Evaluation checks correctness, evidence use, completeness, policy adherence, and consistency.
388 full tasks; 100 Lite tasks for lower-cost repeated measurement.
Scoring Dimensions
Scoring dimensions are intentionally separable so benchmark failures reveal where a system breaks down.
Workspace Exploration
Navigating deeply nested directory structures and identifying relevant files from noisy candidates.
Task-Supporting Files Utilization
Finding files that provide essential context, references, and domain knowledge needed to complete a task.
Result-Providing Files Utilization
Aggregating result files that contain required outputs, formats, and baseline information.
Content Relations Understanding
Tracing explicit references, semantic connections, and contextual links between related documents.

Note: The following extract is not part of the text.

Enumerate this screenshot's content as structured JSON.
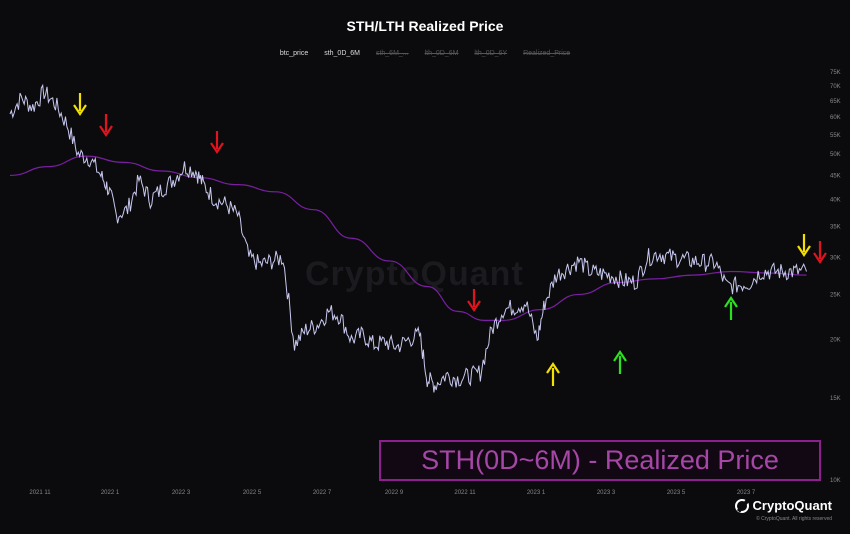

Semantic Heterogeneous File Understanding
Connecting information across diverse modalities including documents, spreadsheets, presentations, and code.
Lineage Tracing
Understanding file versions, revisions, and derivation relationships (e.g., report_v1, report_final).
Evaluation Pipeline
A verified run needs an inspectable workflow, not just a final score.
Initialize
Prepare benchmark split, workspace constraints, and selected task environment.
Execute
Run the declared harness and model with stable tool access and budget settings.
Collect
Capture logs, edited files, generated outputs, and task metadata.
Grade
Apply rubric-based evaluation and aggregate per-task outcomes into benchmark metrics.
Verify
Attach runtime configuration, versioning, cost, and latency metadata.
Release
Publish a stable report link that maintainers can inspect or replay.